We have compared search coil magnetometer, riometer, photometer, and ELF‐VLF receiver data obtained at South Pole Station and McMurdo, Antarctica (at invariant latitudes of −74° and −79°, respectively), during selected days in March and April 1986. Narrow‐band magnetic pulsations in the Pc 3 period range are observed simultaneously at both stations in the dayside sector during times of low interplanetary magnetic field (IMF) cone angle, but are considerably stronger at South Pole, which is located at a latitude near the nominal foot point of the dayside cusp/cleft region. Pulsations in auroral light at 427.8 nm wavelength are often observed with magnetic pulsations at South Pole, but such optical pulsations are not observed at McMurdo. We have occasionally observed Pc 3 period modulations of the ELF‐VLF signal at South Pole in the 0.5‐ to 1.0‐kHz and 1.0‐ to 2.0‐kHz frequency ranges as well. When Pc 3 pulsations are present, they exhibit nearly identical frequencies, proportional to the magnitude of the IMF, in magnetometer, photometer, and ELF‐VLF receiver signals at South Pole Station and in magnetometer signals at McMurdo. Signals from the 30‐MHz riometer at South Pole are modulated in concert with the magnetic and optical variations during periods of broadband pulsation activity, but no riometer variations are noted during periods of narrow‐band activity.
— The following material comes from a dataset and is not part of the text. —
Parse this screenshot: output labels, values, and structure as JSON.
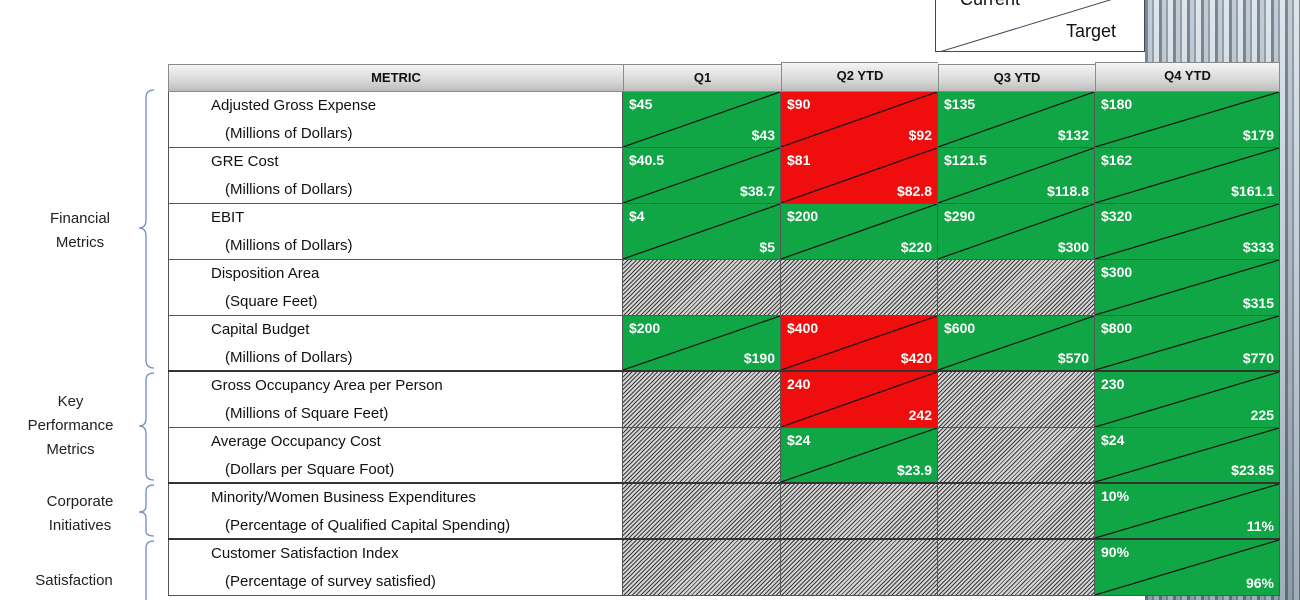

Because riometers are sensitive to electrons of auroral energies (several keV and above), while the 427.8‐nm photometer is sensitive to precipitation with much lower energies, we interpret these observations as showing that precipitating magnetosheathlike electrons (with energies ≤ 1 keV) at nominal dayside cleft latitudes are at times modulated with frequencies similar to those of upstream waves. We suggest that these particles may play an important role, via modification of ionospheric currents and conductivities, in the transmission of upstream wave signals into the magnetosphere and in the generation of dayside high‐latitude Pc 3 pulsations.